We have received an inquiry concerning the partial exemption for real property owned by members of the clergy (Real Property Tax Law, § 460). An assessor received an application for such exemption (i.e., RP-460) from a purported minister of the Universal Life Church [ULC], but questions the applicant’s exemption eligibility.

More than 20 years ago, this agency {1}  was extensively involved in litigation concerning membership in the ULC and claims of wholly exempt status (RPTL, §§ 420-a, 436 and 462) based upon such status. {2}  At that time at least, one could become “ordained” in the ULC upon mailed payment of $1.00 to an office located in California. The litigation consisted of some six proceedings consolidated into three that reached the Court of Appeals (Town of Hardenburgh v. State of New York, 52 N.Y.2d 536, 421 N.E.2d 795, 439 N.Y.S.2d 303 (1981); Dudley v. Kerwick, 52 N.Y.2d 542, 421 N.E.2d 797, 439 N.Y.S.2d 305 (1981); State Board of Equalization and Assessment v. Kerwick, 52 N.Y.2d 557, 421 N.E.2d 803, 439 N.Y.S.2d 311 (1981)). In time, these proceedings were all resolved, but, for purposes of this opinion, we merely note that none of these decisions was decided on the merits of ULC membership as a ministry which qualified property owned by member-ministers as entitled to an exemption from real property taxation under New York law.
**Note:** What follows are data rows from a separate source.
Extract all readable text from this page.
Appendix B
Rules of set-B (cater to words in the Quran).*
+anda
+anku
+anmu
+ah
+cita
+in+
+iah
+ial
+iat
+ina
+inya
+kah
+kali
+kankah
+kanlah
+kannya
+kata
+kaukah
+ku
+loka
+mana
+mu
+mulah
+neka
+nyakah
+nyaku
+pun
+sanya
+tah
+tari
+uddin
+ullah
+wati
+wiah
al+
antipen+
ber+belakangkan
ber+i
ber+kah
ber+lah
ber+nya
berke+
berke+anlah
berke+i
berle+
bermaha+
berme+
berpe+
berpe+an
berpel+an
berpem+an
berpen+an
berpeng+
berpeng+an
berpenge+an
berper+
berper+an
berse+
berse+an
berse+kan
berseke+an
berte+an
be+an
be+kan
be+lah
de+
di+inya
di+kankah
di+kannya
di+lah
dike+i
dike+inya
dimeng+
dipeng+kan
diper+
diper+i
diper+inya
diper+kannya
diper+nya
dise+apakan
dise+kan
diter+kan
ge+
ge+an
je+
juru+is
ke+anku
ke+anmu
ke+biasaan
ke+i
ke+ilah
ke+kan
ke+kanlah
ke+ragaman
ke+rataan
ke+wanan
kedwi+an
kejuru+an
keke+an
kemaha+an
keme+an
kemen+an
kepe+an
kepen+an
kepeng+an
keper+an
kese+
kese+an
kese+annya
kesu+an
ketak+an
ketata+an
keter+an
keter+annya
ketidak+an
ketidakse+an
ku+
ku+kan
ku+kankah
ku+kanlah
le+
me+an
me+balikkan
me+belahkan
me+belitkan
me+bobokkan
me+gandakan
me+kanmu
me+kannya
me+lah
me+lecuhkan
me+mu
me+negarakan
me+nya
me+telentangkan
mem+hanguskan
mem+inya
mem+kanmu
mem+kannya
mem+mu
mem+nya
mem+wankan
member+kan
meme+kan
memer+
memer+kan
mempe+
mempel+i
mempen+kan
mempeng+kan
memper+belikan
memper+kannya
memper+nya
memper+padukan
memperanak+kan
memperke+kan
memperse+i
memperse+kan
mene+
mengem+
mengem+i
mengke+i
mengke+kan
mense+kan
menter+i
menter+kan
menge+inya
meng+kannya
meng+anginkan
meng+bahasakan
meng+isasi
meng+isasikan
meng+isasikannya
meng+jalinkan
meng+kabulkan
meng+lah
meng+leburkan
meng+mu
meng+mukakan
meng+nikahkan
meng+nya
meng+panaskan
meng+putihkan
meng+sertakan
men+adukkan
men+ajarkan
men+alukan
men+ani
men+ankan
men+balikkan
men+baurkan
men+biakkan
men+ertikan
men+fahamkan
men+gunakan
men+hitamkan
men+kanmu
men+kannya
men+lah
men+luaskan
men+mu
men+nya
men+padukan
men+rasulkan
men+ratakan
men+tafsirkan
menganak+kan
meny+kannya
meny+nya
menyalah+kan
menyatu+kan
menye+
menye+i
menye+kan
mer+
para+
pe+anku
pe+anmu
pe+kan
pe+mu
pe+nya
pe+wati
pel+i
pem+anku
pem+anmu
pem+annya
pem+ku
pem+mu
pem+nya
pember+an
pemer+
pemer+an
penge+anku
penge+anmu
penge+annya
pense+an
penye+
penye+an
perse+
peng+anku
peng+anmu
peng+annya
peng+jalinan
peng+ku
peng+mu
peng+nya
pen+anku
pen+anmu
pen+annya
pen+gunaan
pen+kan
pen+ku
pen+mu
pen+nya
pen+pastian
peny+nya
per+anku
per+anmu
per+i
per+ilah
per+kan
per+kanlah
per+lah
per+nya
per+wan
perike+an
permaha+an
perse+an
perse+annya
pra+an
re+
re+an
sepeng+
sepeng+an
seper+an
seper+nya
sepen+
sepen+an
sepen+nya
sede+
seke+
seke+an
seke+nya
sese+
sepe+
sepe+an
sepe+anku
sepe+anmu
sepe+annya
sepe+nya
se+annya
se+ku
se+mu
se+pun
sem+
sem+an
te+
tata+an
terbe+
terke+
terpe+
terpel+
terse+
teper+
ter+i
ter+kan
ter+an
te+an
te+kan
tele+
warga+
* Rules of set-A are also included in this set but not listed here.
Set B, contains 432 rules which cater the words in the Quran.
This failure to address the status of the ULC as a “religion” is indicative of the judiciary’s reluctance to address the ramifications of the ULC as it relates to the freedom of religion clause of the First Amendment to the United States Constitution. This reluctance is also evidenced by a subsequent decision by the Court of Appeals which wrote in regard to the disciples of the Reverend Sun Myung Moon:

In determining whether a particular ecclesiastical body has been organized and is conducted exclusively for religious purposes, the courts may not inquire into or classify the content of the doctrine, dogmas, and teachings held by that body to be integral to its religion but must accept that body’s characterization of its own beliefs and activities and those of its adherents, so long as that characterization is made in good faith and is not sham (Holy Spirit Association for the Unification of World Christianity v. Tax Commission of the City of New York, 55 N.Y.2d 512, 518, 435 N.E.2d 662, 450 N.Y.S.2d 292, 293 (1982)).

The Court in the latter case did not discuss what would constitute either a good faith or a sham religion. It appears from this decision that a court and, indeed, an assessor, would be bound by an organization’s characterization of its primary purpose as religious, unless there is clear evidence to the contrary. Whether the inexpensive purchase of ministerial credentials by mail or obtaining them for little or even no cost from the Internet would be sufficient evidence of a sham so as to justify the denial of tax exempt status must await judicial resolution.

The courts have addressed the ULC in another context, however: domestic relations. In Ranieri v. Ranieri, 146 A.D.2d 34, 539 N.Y.S.2d 382 (2d Dept., 1989), app. dsmd., 74 N.Y.2d 792, 543 N.E.2d 794, 545 N.Y.S.2d 106 (1989), the court declared a marriage performed by a ULC “minister” to be void. Specifically, the court held that section 11 of the Domestic Relations Law, which permits a marriage to be solemnized by a clergyman or minister of any religion, was not satisfied by a ULC minister (accord: Ravenal v. Ravenal, 72 Misc.2d 100, 338 N.Y.S.2d 324 (Sup.Ct., N.Y. Co., 1972)). We also note the decision in Mason v. General Brown Cent. School Dist., 851 F.2d 47 (2d Cir., 1988), which, consistent with the scope of inquiry prescribed in Holy Spirit (supra), questions the “good faith” and “sham” characteristics of the ULC.

Assessors who receive applications for exemption based on religious grounds should follow the guidelines set in Holy Spirit (supra): weighing the “good faith” or “sham” characteristics of the application. Should the assessor determine that ordination in the ULC (or, for that matter, another religious sect) is insufficient to justify the granting of a clergy exemption, he or she should deny the application. The applicant may then seek administrative and judicial review of such denial.

December 15, 2004

{1}  Then known as the State Board of Equalization and Assessment.

{2}  We are aware of no litigation concerning the ULC and section 460 of the RPTL.